Dans le cadre de mes activités professionnelles, j’ai voulu en savoir davantage sur la chromoscatologie. J’ai découvert cette perle sur le guichet du savoir
Mon hypothèse: quelquechose de louche s’est passé avec le glowstick :
Bonjour à tous !
C’est avec soulagement que je découvre que certaines personnes connaisset enfin la chromoscatologie.
Voilà, je suis actuellement dans une situation qui fera peut-être sourire certains mais qui me détruit consdérablement depuis quelques jours.

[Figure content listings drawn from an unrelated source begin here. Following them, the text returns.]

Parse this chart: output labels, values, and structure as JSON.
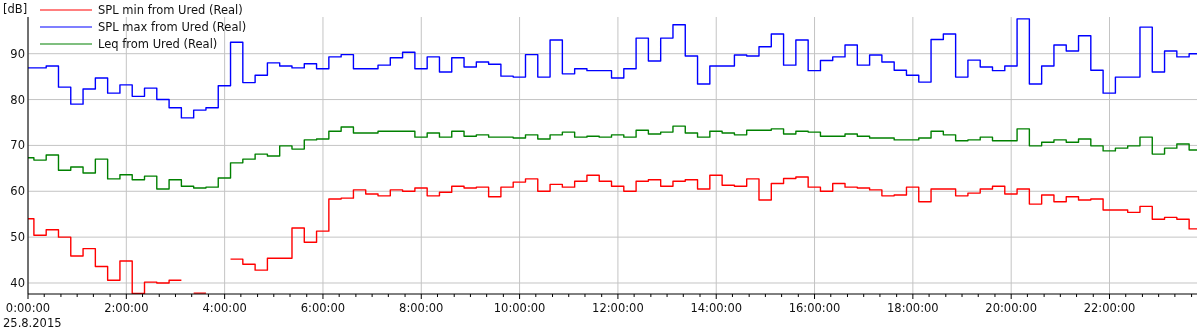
{
  "chart_data": {
    "type": "step",
    "ylabel": "[dB]",
    "annotations": [
      "25.8.2015"
    ],
    "xlim": [
      0,
      23.78
    ],
    "ylim": [
      37.6,
      98
    ],
    "xticks": [
      {
        "value": 0,
        "label": "0:00:00"
      },
      {
        "value": 0.33,
        "label": null
      },
      {
        "value": 0.67,
        "label": null
      },
      {
        "value": 1,
        "label": null
      },
      {
        "value": 1.33,
        "label": null
      },
      {
        "value": 1.67,
        "label": null
      },
      {
        "value": 2,
        "label": "2:00:00"
      },
      {
        "value": 2.33,
        "label": null
      },
      {
        "value": 2.67,
        "label": null
      },
      {
        "value": 3,
        "label": null
      },
      {
        "value": 3.33,
        "label": null
      },
      {
        "value": 3.67,
        "label": null
      },
      {
        "value": 4,
        "label": "4:00:00"
      },
      {
        "value": 4.33,
        "label": null
      },
      {
        "value": 4.67,
        "label": null
      },
      {
        "value": 5,
        "label": null
      },
      {
        "value": 5.33,
        "label": null
      },
      {
        "value": 5.67,
        "label": null
      },
      {
        "value": 6,
        "label": "6:00:00"
      },
      {
        "value": 6.33,
        "label": null
      },
      {
        "value": 6.67,
        "label": null
      },
      {
        "value": 7,
        "label": null
      },
      {
        "value": 7.33,
        "label": null
      },
      {
        "value": 7.67,
        "label": null
      },
      {
        "value": 8,
        "label": "8:00:00"
      },
      {
        "value": 8.33,
        "label": null
      },
      {
        "value": 8.67,
        "label": null
      },
      {
        "value": 9,
        "label": null
      },
      {
        "value": 9.33,
        "label": null
      },
      {
        "value": 9.67,
        "label": null
      },
      {
        "value": 10,
        "label": "10:00:00"
      },
      {
        "value": 10.33,
        "label": null
      },
      {
        "value": 10.67,
        "label": null
      },
      {
        "value": 11,
        "label": null
      },
      {
        "value": 11.33,
        "label": null
      },
      {
        "value": 11.67,
        "label": null
      },
      {
        "value": 12,
        "label": "12:00:00"
      },
      {
        "value": 12.33,
        "label": null
      },
      {
        "value": 12.67,
        "label": null
      },
      {
        "value": 13,
        "label": null
      },
      {
        "value": 13.33,
        "label": null
      },
      {
        "value": 13.67,
        "label": null
      },
      {
        "value": 14,
        "label": "14:00:00"
      },
      {
        "value": 14.33,
        "label": null
      },
      {
        "value": 14.67,
        "label": null
      },
      {
        "value": 15,
        "label": null
      },
      {
        "value": 15.33,
        "label": null
      },
      {
        "value": 15.67,
        "label": null
      },
      {
        "value": 16,
        "label": "16:00:00"
      },
      {
        "value": 16.33,
        "label": null
      },
      {
        "value": 16.67,
        "label": null
      },
      {
        "value": 17,
        "label": null
      },
      {
        "value": 17.33,
        "label": null
      },
      {
        "value": 17.67,
        "label": null
      },
      {
        "value": 18,
        "label": "18:00:00"
      },
      {
        "value": 18.33,
        "label": null
      },
      {
        "value": 18.67,
        "label": null
      },
      {
        "value": 19,
        "label": null
      },
      {
        "value": 19.33,
        "label": null
      },
      {
        "value": 19.67,
        "label": null
      },
      {
        "value": 20,
        "label": "20:00:00"
      },
      {
        "value": 20.33,
        "label": null
      },
      {
        "value": 20.67,
        "label": null
      },
      {
        "value": 21,
        "label": null
      },
      {
        "value": 21.33,
        "label": null
      },
      {
        "value": 21.67,
        "label": null
      },
      {
        "value": 22,
        "label": "22:00:00"
      },
      {
        "value": 22.33,
        "label": null
      },
      {
        "value": 22.67,
        "label": null
      },
      {
        "value": 23,
        "label": null
      },
      {
        "value": 23.33,
        "label": null
      },
      {
        "value": 23.67,
        "label": null
      }
    ],
    "yticks": [
      40,
      50,
      60,
      70,
      80,
      90
    ],
    "grid": true,
    "legend": "top left",
    "series": [
      {
        "name": "SPL min from Ured (Real)",
        "color": "#ff0000",
        "x": [
          0,
          0.12,
          0.37,
          0.62,
          0.87,
          1.12,
          1.37,
          1.62,
          1.87,
          2.12,
          2.37,
          2.62,
          2.87,
          3.12,
          3.37,
          3.62,
          4.12,
          4.37,
          4.62,
          4.87,
          5.37,
          5.62,
          5.87,
          6.12,
          6.37,
          6.62,
          6.87,
          7.12,
          7.37,
          7.62,
          7.87,
          8.12,
          8.37,
          8.62,
          8.87,
          9.12,
          9.37,
          9.62,
          9.87,
          10.12,
          10.37,
          10.62,
          10.87,
          11.12,
          11.37,
          11.62,
          11.87,
          12.12,
          12.37,
          12.62,
          12.87,
          13.12,
          13.37,
          13.62,
          13.87,
          14.12,
          14.37,
          14.62,
          14.87,
          15.12,
          15.37,
          15.62,
          15.87,
          16.12,
          16.37,
          16.62,
          16.87,
          17.12,
          17.37,
          17.62,
          17.87,
          18.12,
          18.37,
          18.87,
          19.12,
          19.37,
          19.62,
          19.87,
          20.12,
          20.37,
          20.62,
          20.87,
          21.12,
          21.37,
          21.62,
          21.87,
          22.37,
          22.62,
          22.87,
          23.12,
          23.37,
          23.62,
          23.78
        ],
        "values": [
          54.0,
          50.4,
          51.6,
          50.0,
          45.9,
          47.5,
          43.6,
          40.6,
          44.8,
          37.7,
          40.2,
          40.0,
          40.6,
          null,
          37.8,
          null,
          45.2,
          44.1,
          42.8,
          45.4,
          52.0,
          48.9,
          51.3,
          58.3,
          58.5,
          60.3,
          59.4,
          59.0,
          60.3,
          60.0,
          60.7,
          59.0,
          59.8,
          61.1,
          60.7,
          60.9,
          58.8,
          60.9,
          62.0,
          62.7,
          60.0,
          61.5,
          60.9,
          62.2,
          63.5,
          62.2,
          61.1,
          60.0,
          62.2,
          62.5,
          61.1,
          62.2,
          62.5,
          60.5,
          63.5,
          61.3,
          61.1,
          62.7,
          58.1,
          61.7,
          62.8,
          63.1,
          60.9,
          60.0,
          61.7,
          60.9,
          60.7,
          60.3,
          59.0,
          59.2,
          60.9,
          57.7,
          60.5,
          59.0,
          59.6,
          60.5,
          61.1,
          59.4,
          60.5,
          57.2,
          59.2,
          57.7,
          58.8,
          58.1,
          58.3,
          55.9,
          55.4,
          56.7,
          53.9,
          54.3,
          53.9,
          51.8,
          51.8
        ]
      },
      {
        "name": "SPL max from Ured (Real)",
        "color": "#0000ff",
        "x": [
          0,
          0.37,
          0.62,
          0.87,
          1.12,
          1.37,
          1.62,
          1.87,
          2.12,
          2.37,
          2.62,
          2.87,
          3.12,
          3.37,
          3.62,
          3.87,
          4.12,
          4.37,
          4.62,
          4.87,
          5.12,
          5.37,
          5.62,
          5.87,
          6.12,
          6.37,
          6.62,
          7.12,
          7.37,
          7.62,
          7.87,
          8.12,
          8.37,
          8.62,
          8.87,
          9.12,
          9.37,
          9.62,
          9.87,
          10.12,
          10.37,
          10.62,
          10.87,
          11.12,
          11.37,
          11.87,
          12.12,
          12.37,
          12.62,
          12.87,
          13.12,
          13.37,
          13.62,
          13.87,
          14.37,
          14.62,
          14.87,
          15.12,
          15.37,
          15.62,
          15.87,
          16.12,
          16.37,
          16.62,
          16.87,
          17.12,
          17.37,
          17.62,
          17.87,
          18.12,
          18.37,
          18.62,
          18.87,
          19.12,
          19.37,
          19.62,
          19.87,
          20.12,
          20.37,
          20.62,
          20.87,
          21.12,
          21.37,
          21.62,
          21.87,
          22.12,
          22.62,
          22.87,
          23.12,
          23.37,
          23.62,
          23.78
        ],
        "values": [
          86.9,
          87.3,
          82.7,
          79.0,
          82.3,
          84.7,
          81.4,
          83.2,
          80.7,
          82.5,
          80.0,
          78.2,
          76.0,
          77.7,
          78.2,
          83.0,
          92.5,
          83.7,
          85.3,
          88.0,
          87.3,
          86.9,
          87.8,
          86.7,
          89.3,
          89.8,
          86.7,
          87.5,
          89.1,
          90.3,
          86.7,
          89.3,
          86.0,
          89.1,
          87.1,
          88.2,
          87.7,
          85.1,
          84.9,
          89.8,
          84.9,
          93.0,
          85.6,
          86.7,
          86.3,
          84.7,
          86.7,
          93.4,
          88.4,
          93.4,
          96.3,
          89.5,
          83.4,
          87.3,
          89.7,
          89.5,
          91.5,
          94.3,
          87.5,
          93.0,
          86.3,
          88.5,
          89.3,
          91.9,
          87.5,
          89.7,
          88.2,
          86.4,
          85.3,
          83.8,
          93.1,
          94.3,
          84.9,
          88.6,
          87.1,
          86.3,
          87.3,
          97.6,
          83.4,
          87.3,
          91.9,
          90.6,
          93.9,
          86.4,
          81.4,
          84.9,
          95.8,
          86.0,
          90.6,
          89.3,
          90.0,
          90.0
        ]
      },
      {
        "name": "Leq from Ured (Real)",
        "color": "#008000",
        "x": [
          0,
          0.12,
          0.37,
          0.62,
          0.87,
          1.12,
          1.37,
          1.62,
          1.87,
          2.12,
          2.37,
          2.62,
          2.87,
          3.12,
          3.37,
          3.62,
          3.87,
          4.12,
          4.37,
          4.62,
          4.87,
          5.12,
          5.37,
          5.62,
          5.87,
          6.12,
          6.37,
          6.62,
          7.12,
          7.87,
          8.12,
          8.37,
          8.62,
          8.87,
          9.12,
          9.37,
          9.87,
          10.12,
          10.37,
          10.62,
          10.87,
          11.12,
          11.37,
          11.62,
          11.87,
          12.12,
          12.37,
          12.62,
          12.87,
          13.12,
          13.37,
          13.62,
          13.87,
          14.12,
          14.37,
          14.62,
          15.12,
          15.37,
          15.62,
          15.87,
          16.12,
          16.62,
          16.87,
          17.12,
          17.62,
          18.12,
          18.37,
          18.62,
          18.87,
          19.12,
          19.37,
          19.62,
          20.12,
          20.37,
          20.62,
          20.87,
          21.12,
          21.37,
          21.62,
          21.87,
          22.12,
          22.37,
          22.62,
          22.87,
          23.12,
          23.37,
          23.62,
          23.78
        ],
        "values": [
          67.3,
          66.8,
          67.9,
          64.6,
          65.3,
          64.0,
          67.0,
          62.7,
          63.6,
          62.5,
          63.3,
          60.5,
          62.5,
          61.1,
          60.7,
          60.9,
          62.9,
          66.2,
          67.0,
          68.1,
          67.7,
          69.9,
          69.2,
          71.2,
          71.4,
          73.1,
          74.0,
          72.7,
          73.1,
          71.8,
          72.7,
          71.8,
          73.1,
          72.0,
          72.3,
          71.8,
          71.6,
          72.3,
          71.4,
          72.3,
          72.9,
          71.8,
          72.0,
          71.8,
          72.3,
          71.8,
          73.3,
          72.5,
          72.9,
          74.2,
          72.7,
          71.8,
          73.1,
          72.7,
          72.3,
          73.3,
          73.6,
          72.5,
          73.1,
          72.9,
          72.0,
          72.5,
          72.0,
          71.6,
          71.2,
          71.6,
          73.1,
          72.3,
          71.0,
          71.2,
          71.8,
          71.0,
          73.6,
          69.9,
          70.7,
          71.2,
          70.7,
          71.4,
          69.9,
          68.8,
          69.4,
          69.9,
          71.8,
          68.1,
          69.4,
          70.3,
          69.0,
          69.0
        ]
      }
    ]
  }
}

Voilà, j’ai découvert hier soir que mes selles étaient d’une couleur verte presque fluorescente et non pas verdatre. Le fait est que je suis sorti dans un nightclub jeudi soir après avoir fait l’erreur de consommer une quantité d’alcool très importante, j’ai un trou noir de deux heures de temps et je stress d’avoir subit une agression sexuelle durant ce laps de temps. Je m’explique, le lendemain soir soit hier soir, j’ai découvert des traces vertes sur mes sous vêtements et dans l’intérieur de mon pantalon, tâches abondantes et fluorescentes. Je me pose la question de comprendre si ces tâches sont dues à mes selles que j’ai découvet vertes hier ou alors ai-je subit toute application de produit quelonque sur la région anale. Tout ceci n’est bien évidemment pas une invention, j’aimerais que l’on me guide afin de savoir si ce phénomène est du à l’absorption d’alcool à colorant comme le E133 contenu dans le curaçao bleu par exemple ou doit-je me tourner vers une hypothèse plus pessimiste ?
J’espère ne pas être trop confu, j’ai téléphoné dans un centre anti poison ainsi qu’à une infirmière sans toutefois avoir d’explication rationnelle, personne ne semble connaître l’étude des selles. Merci beaucoup de bien vouloir me répondre.